Does QAOA require that the problem Hamiltonian be an Ising Hamiltonian as a quadratic function of the spin variables?

Question

In the context of QAOA, I often see the problem Hamiltonian being called an "Ising Hamiltonian", and shortly after, I that the Hamiltonian is a quadratic function of the spin variables.

Is this required? If I tried to optimize a function of boolean variables which is a polynomial of degree 3 using QAOA, this would not fit the description of a quadratic. But I could still make the following substitution: $$x=\frac{1-s}{2}$$

Does QAOA require that the problem Hamiltonian be an Ising Hamiltonian as a quadratic function of the spin variables?
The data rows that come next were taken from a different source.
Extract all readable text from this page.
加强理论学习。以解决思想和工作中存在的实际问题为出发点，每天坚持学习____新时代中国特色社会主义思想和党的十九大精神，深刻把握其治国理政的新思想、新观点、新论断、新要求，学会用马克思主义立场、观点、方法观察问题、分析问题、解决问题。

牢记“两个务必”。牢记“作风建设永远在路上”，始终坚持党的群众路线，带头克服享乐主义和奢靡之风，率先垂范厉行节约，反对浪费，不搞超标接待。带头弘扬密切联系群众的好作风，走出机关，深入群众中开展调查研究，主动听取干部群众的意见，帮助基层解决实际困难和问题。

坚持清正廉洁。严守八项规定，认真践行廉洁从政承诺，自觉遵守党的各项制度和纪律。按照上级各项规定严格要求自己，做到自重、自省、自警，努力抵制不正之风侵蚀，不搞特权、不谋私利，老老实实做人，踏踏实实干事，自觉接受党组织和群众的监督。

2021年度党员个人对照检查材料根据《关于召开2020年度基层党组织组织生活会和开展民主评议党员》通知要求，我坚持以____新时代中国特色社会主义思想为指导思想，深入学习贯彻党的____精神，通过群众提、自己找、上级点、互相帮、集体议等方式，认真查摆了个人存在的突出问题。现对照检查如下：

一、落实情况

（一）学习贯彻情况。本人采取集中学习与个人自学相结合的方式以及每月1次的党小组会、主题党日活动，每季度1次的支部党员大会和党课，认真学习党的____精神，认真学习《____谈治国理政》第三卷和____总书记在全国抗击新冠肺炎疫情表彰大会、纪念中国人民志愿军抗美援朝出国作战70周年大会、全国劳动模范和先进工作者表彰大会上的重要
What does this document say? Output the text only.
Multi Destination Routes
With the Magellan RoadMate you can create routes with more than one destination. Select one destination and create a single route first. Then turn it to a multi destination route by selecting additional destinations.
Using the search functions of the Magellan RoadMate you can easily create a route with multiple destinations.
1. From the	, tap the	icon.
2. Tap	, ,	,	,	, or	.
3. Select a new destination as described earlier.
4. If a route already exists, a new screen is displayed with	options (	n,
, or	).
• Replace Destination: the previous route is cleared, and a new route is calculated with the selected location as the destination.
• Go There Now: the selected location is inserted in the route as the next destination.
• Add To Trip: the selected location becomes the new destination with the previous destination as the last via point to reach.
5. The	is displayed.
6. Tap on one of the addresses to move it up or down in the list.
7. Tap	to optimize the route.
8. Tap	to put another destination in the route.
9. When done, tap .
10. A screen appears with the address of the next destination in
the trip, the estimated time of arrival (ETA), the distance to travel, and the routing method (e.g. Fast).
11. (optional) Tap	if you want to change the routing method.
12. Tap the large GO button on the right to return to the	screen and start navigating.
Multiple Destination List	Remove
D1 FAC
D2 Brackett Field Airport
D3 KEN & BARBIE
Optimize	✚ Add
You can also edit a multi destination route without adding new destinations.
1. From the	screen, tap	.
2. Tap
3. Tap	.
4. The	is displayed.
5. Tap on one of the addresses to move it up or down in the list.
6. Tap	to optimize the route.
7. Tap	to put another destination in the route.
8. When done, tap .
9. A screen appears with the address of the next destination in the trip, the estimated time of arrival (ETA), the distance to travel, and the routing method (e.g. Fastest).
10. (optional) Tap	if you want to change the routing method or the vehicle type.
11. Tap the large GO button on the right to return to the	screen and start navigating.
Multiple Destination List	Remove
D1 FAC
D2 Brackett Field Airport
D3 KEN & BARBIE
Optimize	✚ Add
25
Perhaps related: Why does the problem Hamiltonian of QAOA always consist of $Z$ and $I$ gates? Creating Ising Hamiltonian with Qiskit

EDIT In particular, I'm trying to express the following constraint: either $\sum_{i} x_i > 0$ or $\sum_{j} x_j > 0$ (or both). There might be an easier way to express this but currently my expression is of the following form:

$$(\sum_{i} x_i - k_1) (\sum_{j} x_j - k_2) ... (\sum_{i} x_i - K_1) (\sum_{j} x_j - K_2)$$

Answer 1

QAOA can be applied to Ising models that contain higher order terms; see this paper and this paper. QAOA applied to higher order Ising models does not necessarily require the use of ancilla qubits, although depending on the problem and the hardware ancilla qubits may be useful.
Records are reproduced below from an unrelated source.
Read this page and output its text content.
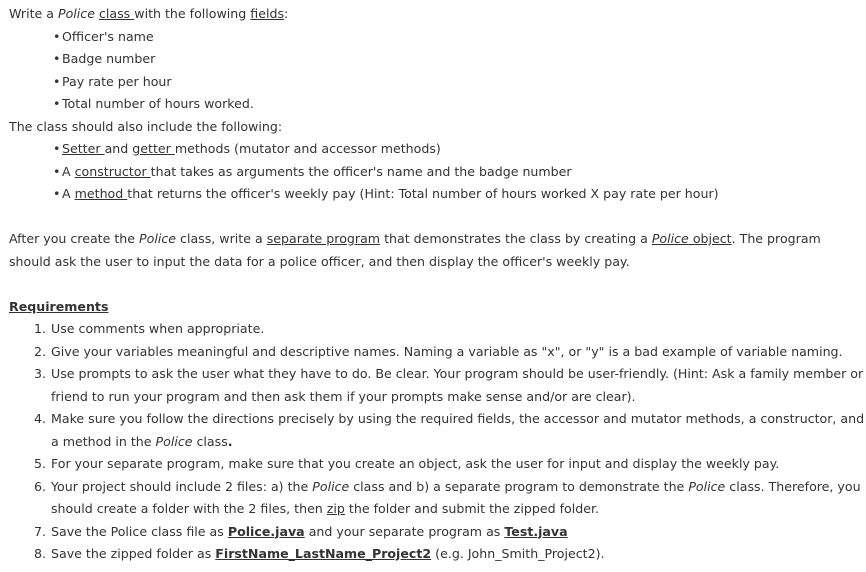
Write a Police class with the following fields:

• Officer's name
• Badge number
• Pay rate per hour
• Total number of hours worked.

The class should also include the following:

• Setter and getter methods (mutator and accessor methods)
• A constructor that takes as arguments the officer's name and the badge number
• A method that returns the officer's weekly pay (Hint: Total number of hours worked X pay rate per hour)

After you create the Police class, write a separate program that demonstrates the class by creating a Police object. The program should ask the user to input the data for a police officer, and then display the officer's weekly pay.

Requirements

Use comments when appropriate.
Give your variables meaningful and descriptive names. Naming a variable as "x", or "y" is a bad example of variable naming.
Use prompts to ask the user what they have to do. Be clear. Your program should be user-friendly. (Hint: Ask a family member or friend to run your program and then ask them if your prompts make sense and/or are clear).
Make sure you follow the directions precisely by using the required fields, the accessor and mutator methods, a constructor, and a method in the Police class.
For your separate program, make sure that you create an object, ask the user for input and display the weekly pay.
Your project should include 2 files: a) the Police class and b) a separate program to demonstrate the Police class. Therefore, you should create a folder with the 2 files, then zip the folder and submit the zipped folder.
Save the Police class file as Police.java and your separate program as Test.java
Save the zipped folder as FirstName_LastName_Project2 (e.g. John_Smith_Project2).
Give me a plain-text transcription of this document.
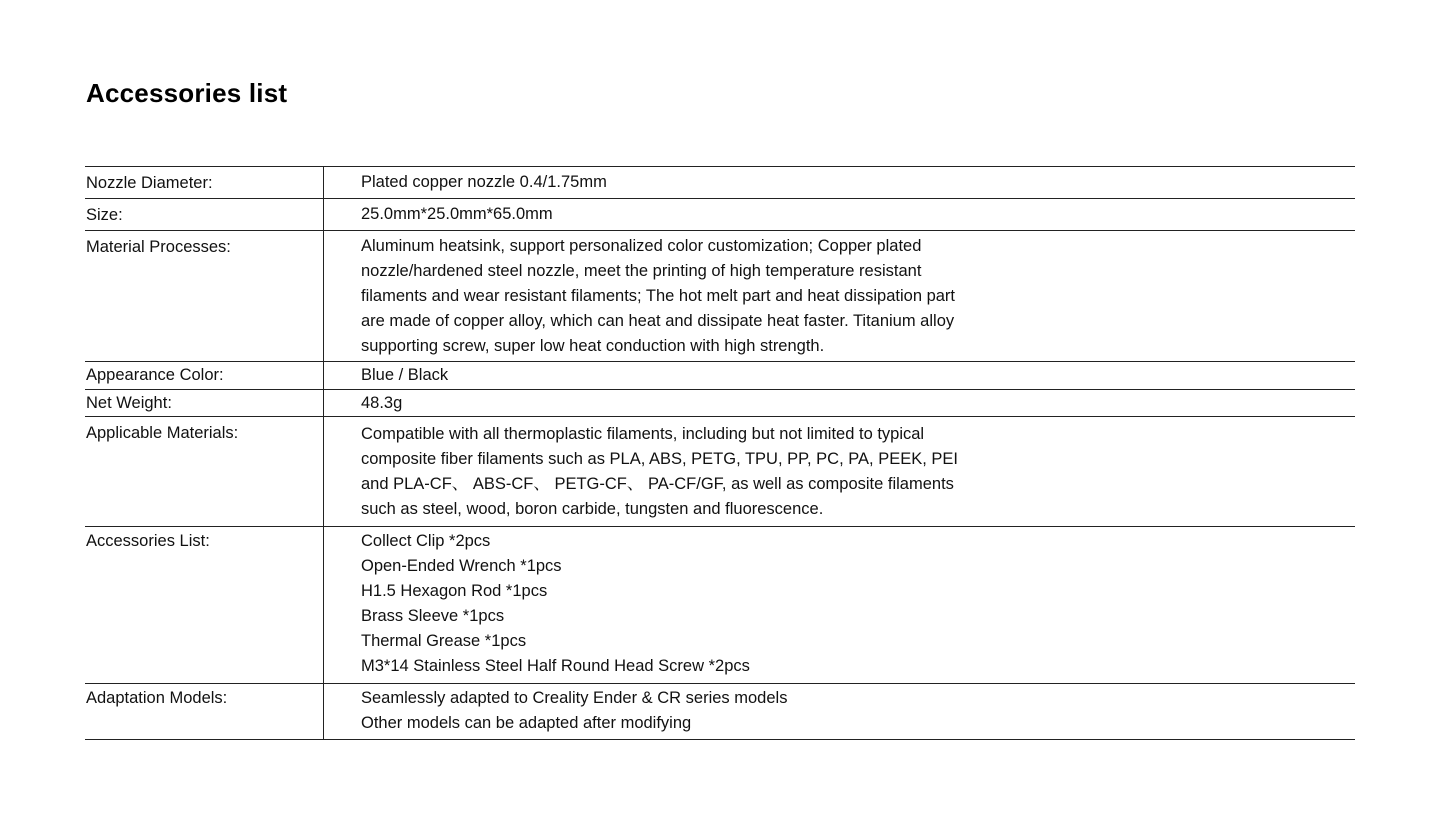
Accessories list
Nozzle Diameter:	Plated copper nozzle 0.4/1.75mm
Size:	25.0mm*25.0mm*65.0mm
Material Processes:	Aluminum heatsink, support personalized color customization; Copper plated
nozzle/hardened steel nozzle, meet the printing of high temperature resistant
filaments and wear resistant filaments; The hot melt part and heat dissipation part
are made of copper alloy, which can heat and dissipate heat faster. Titanium alloy
supporting screw, super low heat conduction with high strength.
Appearance Color:	Blue / Black
Net Weight:	48.3g
Applicable Materials:	Compatible with all thermoplastic filaments, including but not limited to typical
composite fiber filaments such as PLA, ABS, PETG, TPU, PP, PC, PA, PEEK, PEI
and PLA-CF、 ABS-CF、 PETG-CF、 PA-CF/GF, as well as composite filaments
such as steel, wood, boron carbide, tungsten and fluorescence.
Accessories List:	Collect Clip *2pcs
Open-Ended Wrench *1pcs
H1.5 Hexagon Rod *1pcs
Brass Sleeve *1pcs
Thermal Grease *1pcs
M3*14 Stainless Steel Half Round Head Screw *2pcs
Adaptation Models:	Seamlessly adapted to Creality Ender & CR series models
Other models can be adapted after modifying
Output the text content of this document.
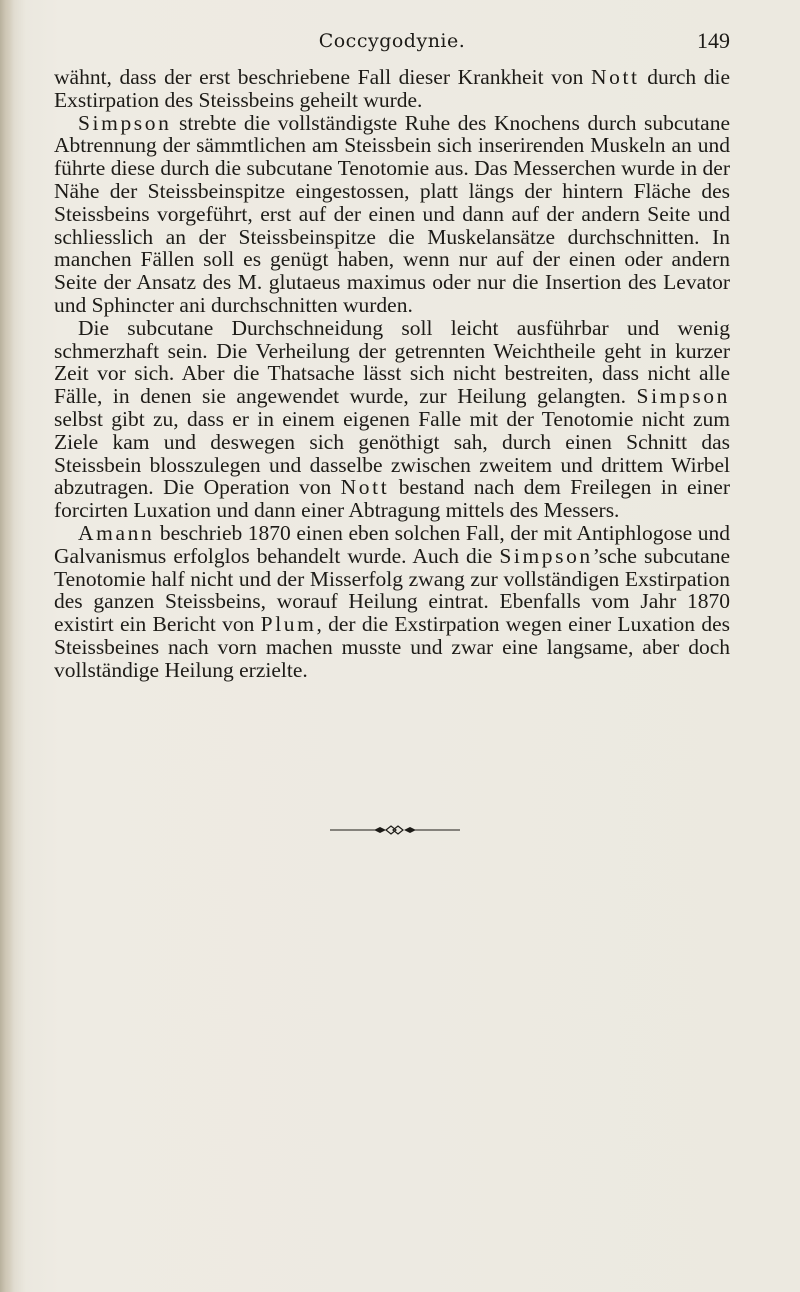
Coccygodynie.	149

wähnt, dass der erst beschriebene Fall dieser Krankheit von Nott durch die Exstirpation des Steissbeins geheilt wurde.

Simpson strebte die vollständigste Ruhe des Knochens durch subcutane Abtrennung der sämmtlichen am Steissbein sich inserirenden Muskeln an und führte diese durch die subcutane Tenotomie aus. Das Messerchen wurde in der Nähe der Steissbeinspitze eingestossen, platt längs der hintern Fläche des Steissbeins vorgeführt, erst auf der einen und dann auf der andern Seite und schliesslich an der Steissbeinspitze die Muskelansätze durchschnitten. In manchen Fällen soll es genügt haben, wenn nur auf der einen oder andern Seite der Ansatz des M. glutaeus maximus oder nur die Insertion des Levator und Sphincter ani durchschnitten wurden.

Die subcutane Durchschneidung soll leicht ausführbar und wenig schmerzhaft sein. Die Verheilung der getrennten Weichtheile geht in kurzer Zeit vor sich. Aber die Thatsache lässt sich nicht bestreiten, dass nicht alle Fälle, in denen sie angewendet wurde, zur Heilung gelangten. Simpson selbst gibt zu, dass er in einem eigenen Falle mit der Tenotomie nicht zum Ziele kam und deswegen sich genöthigt sah, durch einen Schnitt das Steissbein blosszulegen und dasselbe zwischen zweitem und drittem Wirbel abzutragen. Die Operation von Nott bestand nach dem Freilegen in einer forcirten Luxation und dann einer Abtragung mittels des Messers.

Amann beschrieb 1870 einen eben solchen Fall, der mit Antiphlogose und Galvanismus erfolglos behandelt wurde. Auch die Simpson’sche subcutane Tenotomie half nicht und der Misserfolg zwang zur vollständigen Exstirpation des ganzen Steissbeins, worauf Heilung eintrat. Ebenfalls vom Jahr 1870 existirt ein Bericht von Plum, der die Exstirpation wegen einer Luxation des Steissbeines nach vorn machen musste und zwar eine langsame, aber doch vollständige Heilung erzielte.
Quantum annealing, specifically the D-Wave quantum annealers, do not natively handle higher order terms, which is why order reduction is necessary for mapping Ising models that contain higher order terms onto D-Wave quantum annealers. However, it is not required that quantum annealing in general could not handle higher order terms - that is just a question of hardware implementation. Order reduction for quantum annealing does require the use of auxiliary, or ancilla, QA qubits.

QAOA, and D-Wave quantum annealers, can handle variable states of {+1, -1} (called an Ising model) as well as {0, 1} (called a QUBO), but usually it is a bit easier to construct QAOA circuits when the variables are spins (i.e. the problem being an Ising model). Also, I should mention that QUBO and Ising models are equivalent - you can convert from one to the other easily.

To summarize, QAOA does not require that that variables states are either {+1, -1} or {0, 1}, and it does not require that there are only linear and qaudratic terms in the problem Hamiltonian.

Answer 2

QAOA is designed to work with Ising Hamiltonians only. This means that the algorithm can be employed for optimization of only quadratic problems which are related directly to Ising Hamiltonians. However, it is possible to convert high order problems to quadratic ones. In other words, you can convert multi-body interactions to only two-body ones. See for example this article or this one. However, higher the power of the optimization problem, (significantly) higher the number of needed ancilla qubits.